Lisboa -  A reacção esperada do MPLA às objecções do Tribunal Constitucional (TC) a duas das mais controversas disposições da nova constituição – eleição conjunta do PR e dos deputados à Assembleia Nacional; faculdade conferida ao PR de “escolher” o vice-Presidente e de lhe transmitir o poder – é a de introduzir alterações de forma, mas evitando alterar o espírito das mesmas.


Fonte: Africa Monitor

Encontro de Eduardo  Kwangana e Kopelipa 

ImageAs objecções do TC têm por base argumentos como o que o modelo eleitoral fixado no texto não distingue suficientemente a eleição presidencial da eleição dos deputados à Assembleia Nacional e é excessiva a competência reservada ao PR de escolher um vice-PR, atribuindo-lhe a qualidade de seu substituto legal, em plenitude de funções.


O carácter imperativo das decisões do TC obriga a Assembleia Nacional a ter em linha de conta as objecções levantadas. Os aperfeiçoamentos recomendados pelo TC deverão incidir mais no preceituado da escolha do vice-PR (AM 441), por meio da adopção de critérios que possam ser interpretados como reguladores de faculdades consideradas “discricionárias” do PR na matéria.


A decisão do TC mereceu bom acolhimento em meios da oposição em geral, mas não desapontou completamente sectores do regime (AM 434) identificados com a nova constituição – neste caso por promover uma ideia salutar de independência das instituições e, por reflexo, legitimar a nova constituição, na sua versão final.


No preâmbulo do acordão do TC é considerado que, “em geral” a nova constituição está conforme com os princípios e limites constitucionalmente fixados.
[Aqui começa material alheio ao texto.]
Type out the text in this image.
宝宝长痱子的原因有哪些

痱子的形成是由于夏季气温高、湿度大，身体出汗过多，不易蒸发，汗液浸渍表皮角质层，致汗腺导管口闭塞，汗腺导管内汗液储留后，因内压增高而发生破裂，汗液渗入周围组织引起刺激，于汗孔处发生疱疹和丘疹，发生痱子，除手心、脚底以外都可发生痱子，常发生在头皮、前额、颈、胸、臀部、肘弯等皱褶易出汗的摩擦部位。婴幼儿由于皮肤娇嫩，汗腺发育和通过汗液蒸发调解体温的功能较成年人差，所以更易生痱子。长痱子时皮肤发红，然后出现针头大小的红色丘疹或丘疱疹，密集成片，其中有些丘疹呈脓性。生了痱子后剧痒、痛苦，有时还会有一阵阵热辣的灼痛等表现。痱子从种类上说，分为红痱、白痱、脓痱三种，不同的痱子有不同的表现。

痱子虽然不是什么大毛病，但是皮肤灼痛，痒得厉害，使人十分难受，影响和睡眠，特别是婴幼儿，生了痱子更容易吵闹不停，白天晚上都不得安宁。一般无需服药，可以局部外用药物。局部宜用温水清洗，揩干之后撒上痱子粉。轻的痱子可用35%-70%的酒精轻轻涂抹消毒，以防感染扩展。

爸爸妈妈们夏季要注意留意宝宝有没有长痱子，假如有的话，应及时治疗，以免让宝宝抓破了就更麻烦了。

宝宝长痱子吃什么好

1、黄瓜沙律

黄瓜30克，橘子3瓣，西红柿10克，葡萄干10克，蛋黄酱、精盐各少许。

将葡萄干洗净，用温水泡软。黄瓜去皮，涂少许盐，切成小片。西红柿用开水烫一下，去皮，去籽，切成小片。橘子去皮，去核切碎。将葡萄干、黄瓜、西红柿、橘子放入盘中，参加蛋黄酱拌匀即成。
O tratamento dado ao tema pelos media governamentais explorou este particular, secundarizando as reservas apresentadas.


2. O PRS tinha previsto abandonar a sala do plenário da Assembleia Nacional, antes do acto da votação da nova constituição, 21.Jan, numa atitude considerada apropriada à reprovação que o texto lhe merecia; alterou, porém, a sua posição no seguimento de iniciativas consideradas “obscuras” do regime e do MPLA.


O Governo, ciente de que a UNITA boicotaria de facto a votação, em manifestação formal de desacordo com o novo texto, pôs em marcha um forcing destinado a persuadir os outros partidos da oposição e/ou deputados dos mesmos, individualmente, a demarcarem-se de tal posição.


O propósito de confinar apenas à UNITA a atitude, descrita como “drástica”, de abandono da sala do plenário da Assembleia Nacional, visou o seu isolamento e, por via do mesmo, a sua maior exposição ao argumento de que é um partido cuja acção obedece a antigos impulsos de “rebeldia” .


Os oito deputados do PRS votam favoravelmente a nova constituição, do mesmo modo que os dois da Nova Democracia; na bancada da FNLA registaram-se dois votos a favor e uma abstenção, a do seu presidente, Ngola Kabangu. A UNITA, momentos antes da votação, retirou-se da sala.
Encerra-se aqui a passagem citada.